Of Arkansas’ exam-takers, 12.5% were black, 13.7% were Hispanic and 62.5% were white. Nationally, 7.5% of test-takers who responded to the question of race were black, 25.3% were Hispanic and 47.8% were white. The national numbers announced this week focus on a narrower set of data — members of the graduating Class of 2019 rather than all Advanced Placement exam-takers.

Nationally, the number of Advanced Placement test-takers has increased over the past 10 years. At the same time, those who scored a 3 or higher on the exams have increased. In 2019, more than 1.24 million public high school graduates, 38.9%, took at least one AP exam. Up from 793,300 in the 2009 class, 26.1%, the College Board reported this week. In 2019, 23.9% of test-takers — 764,702 students — scored a 3 or better. That compared with 477,883 or 15.7% in the Class of 2009. That’s a 60% increase in 10 years.

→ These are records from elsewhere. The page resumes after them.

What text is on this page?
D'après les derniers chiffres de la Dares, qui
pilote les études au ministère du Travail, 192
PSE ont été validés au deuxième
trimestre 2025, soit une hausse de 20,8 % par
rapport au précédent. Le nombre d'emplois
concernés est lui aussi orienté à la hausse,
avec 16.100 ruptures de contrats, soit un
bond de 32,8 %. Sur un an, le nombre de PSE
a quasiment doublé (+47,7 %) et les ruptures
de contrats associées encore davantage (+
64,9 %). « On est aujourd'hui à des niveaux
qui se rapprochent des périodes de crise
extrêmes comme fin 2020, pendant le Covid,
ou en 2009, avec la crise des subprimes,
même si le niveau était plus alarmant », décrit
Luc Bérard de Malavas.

Arkansas, at 18%, is below that 23.9 % of public high school graduates nationally scoring a 3 or better. Arkansas’ 18%, however, is up from 11.4% of graduates scoring a 3 or better in 2009.

Massachusetts topped the nation with 33.8% of public high school graduates scoring a 3 or better. Connecticut followed with 32.5%; Florida at 32.3%; California at 32.1%; and Maryland, 31.5 %.

There has been a 0.4 % change nationally in graduates scoring a 3 or better in 2019 versus 2018. Overall, an 8.2% change over 10 years.

Arkansas saw a 6.6% increase in high school graduates scoring a 3 or better over the past decade. There has been a 0.1% drop between 2018 and 2019.